If friendship leads to perceived favouritism, exclusion of others or the avoidance of difficult conversations, then that can erode trust rather than build it.
“The real risk is not friendship itself, but when boundaries blur between personal loyalty and professional responsibility.”
A culture of connection
In modern working life where hybrid and remote work is common, Cassidy believes organisations can intentionally invest in in-person connection, allowing potential friendships to grow naturally.
“Organisations should design work environments where connection can happen organically by creating psychological safety, encouraging collaboration over unhealthy competition, and designing spaces and rituals that bring people together,” she says. “In a hybrid world, connection no longer happens by accident, so culture must be intentional.

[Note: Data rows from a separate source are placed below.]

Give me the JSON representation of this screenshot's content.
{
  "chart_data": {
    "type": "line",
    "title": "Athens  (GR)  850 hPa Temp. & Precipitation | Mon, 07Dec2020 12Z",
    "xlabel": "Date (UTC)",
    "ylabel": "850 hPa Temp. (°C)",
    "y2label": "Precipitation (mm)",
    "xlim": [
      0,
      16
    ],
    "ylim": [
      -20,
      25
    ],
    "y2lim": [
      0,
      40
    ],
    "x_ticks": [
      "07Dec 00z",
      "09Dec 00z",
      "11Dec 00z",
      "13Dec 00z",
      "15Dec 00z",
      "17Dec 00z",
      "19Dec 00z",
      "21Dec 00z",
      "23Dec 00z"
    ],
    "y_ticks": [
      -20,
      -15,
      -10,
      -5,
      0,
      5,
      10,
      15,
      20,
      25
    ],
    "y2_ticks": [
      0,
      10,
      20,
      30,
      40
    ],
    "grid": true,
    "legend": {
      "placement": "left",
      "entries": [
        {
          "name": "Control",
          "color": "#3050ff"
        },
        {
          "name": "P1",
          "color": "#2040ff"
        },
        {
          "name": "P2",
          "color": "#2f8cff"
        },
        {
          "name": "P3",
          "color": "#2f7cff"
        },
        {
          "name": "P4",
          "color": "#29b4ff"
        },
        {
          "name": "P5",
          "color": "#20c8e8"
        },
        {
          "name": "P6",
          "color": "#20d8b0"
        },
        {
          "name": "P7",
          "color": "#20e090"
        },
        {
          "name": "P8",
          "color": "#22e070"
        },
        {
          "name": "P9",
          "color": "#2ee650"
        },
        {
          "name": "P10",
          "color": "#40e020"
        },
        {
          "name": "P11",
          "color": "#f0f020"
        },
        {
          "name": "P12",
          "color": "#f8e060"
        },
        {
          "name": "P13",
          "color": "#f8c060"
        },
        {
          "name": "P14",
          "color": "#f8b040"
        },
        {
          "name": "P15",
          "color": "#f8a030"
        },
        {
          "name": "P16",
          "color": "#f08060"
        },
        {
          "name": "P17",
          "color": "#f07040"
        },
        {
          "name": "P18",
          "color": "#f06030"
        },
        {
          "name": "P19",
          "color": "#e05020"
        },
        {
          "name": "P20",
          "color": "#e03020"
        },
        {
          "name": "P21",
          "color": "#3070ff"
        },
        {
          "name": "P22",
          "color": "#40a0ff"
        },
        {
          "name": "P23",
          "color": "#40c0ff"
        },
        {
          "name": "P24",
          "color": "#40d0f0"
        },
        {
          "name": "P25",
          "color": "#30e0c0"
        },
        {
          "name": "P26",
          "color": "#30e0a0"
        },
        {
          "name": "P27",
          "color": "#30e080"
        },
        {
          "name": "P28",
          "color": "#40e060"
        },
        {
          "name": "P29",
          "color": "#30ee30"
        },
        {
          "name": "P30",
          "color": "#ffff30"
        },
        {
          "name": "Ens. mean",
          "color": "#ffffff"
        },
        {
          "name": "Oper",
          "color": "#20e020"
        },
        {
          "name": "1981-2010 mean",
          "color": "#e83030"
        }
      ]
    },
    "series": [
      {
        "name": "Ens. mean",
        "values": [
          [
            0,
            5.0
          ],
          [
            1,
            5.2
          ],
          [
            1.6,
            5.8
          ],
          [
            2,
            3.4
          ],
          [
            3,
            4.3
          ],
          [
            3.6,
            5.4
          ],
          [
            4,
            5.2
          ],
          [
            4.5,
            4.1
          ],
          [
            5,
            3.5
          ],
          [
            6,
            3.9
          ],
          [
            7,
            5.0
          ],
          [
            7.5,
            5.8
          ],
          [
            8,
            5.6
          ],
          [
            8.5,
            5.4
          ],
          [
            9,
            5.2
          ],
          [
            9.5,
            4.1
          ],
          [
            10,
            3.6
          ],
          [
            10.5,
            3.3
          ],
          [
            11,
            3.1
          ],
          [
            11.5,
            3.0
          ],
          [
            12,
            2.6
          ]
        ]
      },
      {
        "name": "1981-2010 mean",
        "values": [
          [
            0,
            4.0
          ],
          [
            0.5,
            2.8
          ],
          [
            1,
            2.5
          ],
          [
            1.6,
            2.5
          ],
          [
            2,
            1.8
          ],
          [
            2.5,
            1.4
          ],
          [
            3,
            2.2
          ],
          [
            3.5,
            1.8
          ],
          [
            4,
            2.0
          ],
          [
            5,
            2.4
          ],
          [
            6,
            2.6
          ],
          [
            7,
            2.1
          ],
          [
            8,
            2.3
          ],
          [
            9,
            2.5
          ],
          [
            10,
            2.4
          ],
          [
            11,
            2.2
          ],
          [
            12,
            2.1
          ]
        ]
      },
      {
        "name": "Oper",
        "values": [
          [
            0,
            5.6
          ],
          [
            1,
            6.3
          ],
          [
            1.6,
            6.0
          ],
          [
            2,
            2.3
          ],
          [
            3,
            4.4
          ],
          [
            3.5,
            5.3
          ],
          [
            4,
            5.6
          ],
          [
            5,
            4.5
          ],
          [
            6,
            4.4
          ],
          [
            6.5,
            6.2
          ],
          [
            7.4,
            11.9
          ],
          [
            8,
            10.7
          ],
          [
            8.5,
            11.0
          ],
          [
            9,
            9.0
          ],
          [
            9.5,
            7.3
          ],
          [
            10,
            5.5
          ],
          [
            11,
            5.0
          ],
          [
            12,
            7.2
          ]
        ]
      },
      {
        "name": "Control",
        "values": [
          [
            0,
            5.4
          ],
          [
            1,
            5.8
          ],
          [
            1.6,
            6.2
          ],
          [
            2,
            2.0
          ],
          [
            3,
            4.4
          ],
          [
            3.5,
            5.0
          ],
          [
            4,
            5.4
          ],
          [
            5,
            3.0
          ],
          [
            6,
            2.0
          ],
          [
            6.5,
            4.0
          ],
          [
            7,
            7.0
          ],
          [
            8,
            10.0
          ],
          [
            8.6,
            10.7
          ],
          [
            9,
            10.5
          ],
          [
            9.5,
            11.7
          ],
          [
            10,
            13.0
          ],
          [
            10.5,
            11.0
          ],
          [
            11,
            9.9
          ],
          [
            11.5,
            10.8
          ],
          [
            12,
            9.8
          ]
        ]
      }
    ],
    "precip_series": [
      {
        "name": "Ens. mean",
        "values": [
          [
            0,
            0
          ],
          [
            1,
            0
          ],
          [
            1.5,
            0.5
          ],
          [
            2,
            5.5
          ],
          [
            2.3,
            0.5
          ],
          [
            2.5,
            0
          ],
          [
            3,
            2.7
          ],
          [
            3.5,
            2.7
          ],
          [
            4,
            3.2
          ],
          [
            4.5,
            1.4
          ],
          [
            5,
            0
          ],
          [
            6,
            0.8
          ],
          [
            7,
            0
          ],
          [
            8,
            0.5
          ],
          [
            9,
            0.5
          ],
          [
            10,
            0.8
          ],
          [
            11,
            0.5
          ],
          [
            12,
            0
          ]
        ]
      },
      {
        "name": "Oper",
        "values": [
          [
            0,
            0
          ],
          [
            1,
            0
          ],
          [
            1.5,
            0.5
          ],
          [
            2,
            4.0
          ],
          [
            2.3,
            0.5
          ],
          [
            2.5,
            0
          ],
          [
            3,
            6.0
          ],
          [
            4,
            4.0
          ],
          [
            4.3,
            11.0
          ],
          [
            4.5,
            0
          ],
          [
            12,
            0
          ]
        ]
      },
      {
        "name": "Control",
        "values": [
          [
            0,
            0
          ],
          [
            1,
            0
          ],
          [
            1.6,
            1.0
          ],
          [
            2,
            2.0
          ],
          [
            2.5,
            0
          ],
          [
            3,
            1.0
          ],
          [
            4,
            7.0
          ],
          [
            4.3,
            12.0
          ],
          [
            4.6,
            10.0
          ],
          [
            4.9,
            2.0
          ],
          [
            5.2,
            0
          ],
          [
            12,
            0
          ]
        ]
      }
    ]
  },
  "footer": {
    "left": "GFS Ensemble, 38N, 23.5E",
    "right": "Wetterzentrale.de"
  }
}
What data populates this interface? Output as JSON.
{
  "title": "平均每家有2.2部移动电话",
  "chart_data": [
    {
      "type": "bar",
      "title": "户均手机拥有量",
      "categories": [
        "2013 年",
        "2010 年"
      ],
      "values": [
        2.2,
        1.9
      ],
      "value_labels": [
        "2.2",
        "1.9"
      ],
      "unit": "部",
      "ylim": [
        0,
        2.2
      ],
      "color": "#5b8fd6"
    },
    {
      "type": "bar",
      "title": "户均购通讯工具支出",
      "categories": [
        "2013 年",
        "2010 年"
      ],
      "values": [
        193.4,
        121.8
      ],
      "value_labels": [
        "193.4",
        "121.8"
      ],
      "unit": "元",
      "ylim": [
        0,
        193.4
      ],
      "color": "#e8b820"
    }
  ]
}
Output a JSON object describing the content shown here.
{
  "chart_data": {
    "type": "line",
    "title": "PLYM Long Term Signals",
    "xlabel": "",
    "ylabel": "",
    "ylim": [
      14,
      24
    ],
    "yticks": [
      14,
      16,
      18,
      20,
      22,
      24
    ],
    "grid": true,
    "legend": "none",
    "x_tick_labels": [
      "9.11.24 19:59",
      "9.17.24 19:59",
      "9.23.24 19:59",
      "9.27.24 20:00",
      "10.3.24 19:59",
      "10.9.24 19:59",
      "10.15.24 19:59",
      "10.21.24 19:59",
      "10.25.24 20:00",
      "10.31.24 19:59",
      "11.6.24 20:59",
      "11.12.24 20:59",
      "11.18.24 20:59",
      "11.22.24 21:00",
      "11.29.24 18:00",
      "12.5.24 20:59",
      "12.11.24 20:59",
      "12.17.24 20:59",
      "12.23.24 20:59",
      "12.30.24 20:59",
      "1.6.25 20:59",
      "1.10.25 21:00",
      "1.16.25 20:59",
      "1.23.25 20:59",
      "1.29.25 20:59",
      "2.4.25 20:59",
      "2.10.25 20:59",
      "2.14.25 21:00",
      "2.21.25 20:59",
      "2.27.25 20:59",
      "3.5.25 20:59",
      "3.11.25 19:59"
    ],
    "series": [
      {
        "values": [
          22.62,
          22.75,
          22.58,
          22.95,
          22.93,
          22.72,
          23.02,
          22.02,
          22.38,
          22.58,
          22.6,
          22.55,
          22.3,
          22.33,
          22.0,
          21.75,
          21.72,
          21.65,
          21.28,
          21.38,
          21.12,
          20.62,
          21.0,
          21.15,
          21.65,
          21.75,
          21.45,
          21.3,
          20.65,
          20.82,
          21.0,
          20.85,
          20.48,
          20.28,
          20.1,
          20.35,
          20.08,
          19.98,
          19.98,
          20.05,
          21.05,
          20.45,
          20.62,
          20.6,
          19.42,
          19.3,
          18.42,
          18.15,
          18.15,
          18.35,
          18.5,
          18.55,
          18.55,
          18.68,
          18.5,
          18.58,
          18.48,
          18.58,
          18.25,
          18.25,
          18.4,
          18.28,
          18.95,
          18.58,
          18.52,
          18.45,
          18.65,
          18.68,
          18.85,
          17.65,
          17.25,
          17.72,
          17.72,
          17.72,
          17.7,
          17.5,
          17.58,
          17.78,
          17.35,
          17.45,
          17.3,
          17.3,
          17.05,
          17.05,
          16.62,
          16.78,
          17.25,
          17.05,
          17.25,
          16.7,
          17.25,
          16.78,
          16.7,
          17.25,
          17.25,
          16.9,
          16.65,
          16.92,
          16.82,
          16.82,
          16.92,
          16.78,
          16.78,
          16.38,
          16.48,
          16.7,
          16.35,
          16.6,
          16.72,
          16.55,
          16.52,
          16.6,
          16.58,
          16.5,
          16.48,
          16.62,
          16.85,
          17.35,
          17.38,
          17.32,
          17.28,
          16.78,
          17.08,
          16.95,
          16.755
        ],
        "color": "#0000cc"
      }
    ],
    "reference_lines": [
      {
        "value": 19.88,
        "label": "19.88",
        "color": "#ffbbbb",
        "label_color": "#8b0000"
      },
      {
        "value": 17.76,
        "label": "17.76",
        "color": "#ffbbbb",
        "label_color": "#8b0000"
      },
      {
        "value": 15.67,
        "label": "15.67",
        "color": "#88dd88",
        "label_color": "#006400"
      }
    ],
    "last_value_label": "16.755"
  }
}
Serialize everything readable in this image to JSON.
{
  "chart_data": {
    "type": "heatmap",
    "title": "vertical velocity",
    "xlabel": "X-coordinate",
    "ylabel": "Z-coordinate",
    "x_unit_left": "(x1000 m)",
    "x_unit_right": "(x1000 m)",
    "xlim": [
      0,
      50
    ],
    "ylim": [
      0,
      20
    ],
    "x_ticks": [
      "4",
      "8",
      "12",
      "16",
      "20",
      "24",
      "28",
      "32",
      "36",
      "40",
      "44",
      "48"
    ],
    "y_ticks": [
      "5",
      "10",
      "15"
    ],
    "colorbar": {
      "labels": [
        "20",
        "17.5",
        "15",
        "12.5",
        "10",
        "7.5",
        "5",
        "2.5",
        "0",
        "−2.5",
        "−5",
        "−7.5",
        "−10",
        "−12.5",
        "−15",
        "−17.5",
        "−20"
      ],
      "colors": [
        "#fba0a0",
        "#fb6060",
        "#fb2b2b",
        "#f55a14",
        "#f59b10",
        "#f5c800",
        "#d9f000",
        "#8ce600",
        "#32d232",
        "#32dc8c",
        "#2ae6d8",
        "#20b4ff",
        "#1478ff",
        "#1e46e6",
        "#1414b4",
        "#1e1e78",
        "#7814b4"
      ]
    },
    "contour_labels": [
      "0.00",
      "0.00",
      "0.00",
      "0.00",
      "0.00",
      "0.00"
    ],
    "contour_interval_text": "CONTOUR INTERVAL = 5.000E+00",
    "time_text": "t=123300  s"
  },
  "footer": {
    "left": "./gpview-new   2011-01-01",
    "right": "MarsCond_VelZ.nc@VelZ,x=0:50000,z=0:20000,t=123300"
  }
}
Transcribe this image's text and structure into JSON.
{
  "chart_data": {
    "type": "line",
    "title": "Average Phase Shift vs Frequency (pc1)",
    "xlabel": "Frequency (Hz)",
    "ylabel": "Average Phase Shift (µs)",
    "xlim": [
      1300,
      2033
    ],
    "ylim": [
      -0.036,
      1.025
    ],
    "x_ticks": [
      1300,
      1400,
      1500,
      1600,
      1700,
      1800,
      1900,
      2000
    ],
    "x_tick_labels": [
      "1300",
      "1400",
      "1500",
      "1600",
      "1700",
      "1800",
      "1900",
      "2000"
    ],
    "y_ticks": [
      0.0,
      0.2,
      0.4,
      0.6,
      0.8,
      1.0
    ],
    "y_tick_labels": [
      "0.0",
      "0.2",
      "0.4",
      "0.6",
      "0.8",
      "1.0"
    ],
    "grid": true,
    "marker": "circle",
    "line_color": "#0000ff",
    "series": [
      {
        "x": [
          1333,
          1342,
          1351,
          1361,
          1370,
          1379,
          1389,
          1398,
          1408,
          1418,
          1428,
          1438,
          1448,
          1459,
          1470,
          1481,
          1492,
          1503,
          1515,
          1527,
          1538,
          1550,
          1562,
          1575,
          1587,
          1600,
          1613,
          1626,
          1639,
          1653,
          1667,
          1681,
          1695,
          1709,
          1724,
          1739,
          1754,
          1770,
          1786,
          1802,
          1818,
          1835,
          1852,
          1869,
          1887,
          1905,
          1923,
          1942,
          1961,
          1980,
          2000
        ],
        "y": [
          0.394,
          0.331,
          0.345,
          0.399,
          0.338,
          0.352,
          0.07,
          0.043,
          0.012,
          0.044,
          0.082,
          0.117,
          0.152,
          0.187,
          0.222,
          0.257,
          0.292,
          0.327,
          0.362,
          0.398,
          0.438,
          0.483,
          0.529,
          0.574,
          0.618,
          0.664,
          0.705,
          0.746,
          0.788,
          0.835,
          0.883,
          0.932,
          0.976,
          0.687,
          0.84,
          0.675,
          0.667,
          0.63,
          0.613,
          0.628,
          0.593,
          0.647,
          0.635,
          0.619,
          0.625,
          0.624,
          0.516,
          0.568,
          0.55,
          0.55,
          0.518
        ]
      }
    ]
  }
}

When organisations invest in that in-person connection, they certainly see returns in engagement, innovation and resilience, particularly during change.”
Cassidy describes how employee connection is fostered through leadership, culture and a range of structured initiatives at KPMG Australia.
“We have collaborative teaming models that encourage cross-functional work and learning, as well as very detailed inclusion and wellbeing programs that prioritise psychological safety and belonging,” she says.
“Some of those programs, as an example, are our employee networks and communities that really create space for shared identity, peer connection and support.”
Cassidy believes that the approach to collaboration and connection should be strategic rather than ad hoc. “The focus is not on socialising for its own sake at work. It is about building trust, inclusion and high-performing teams.”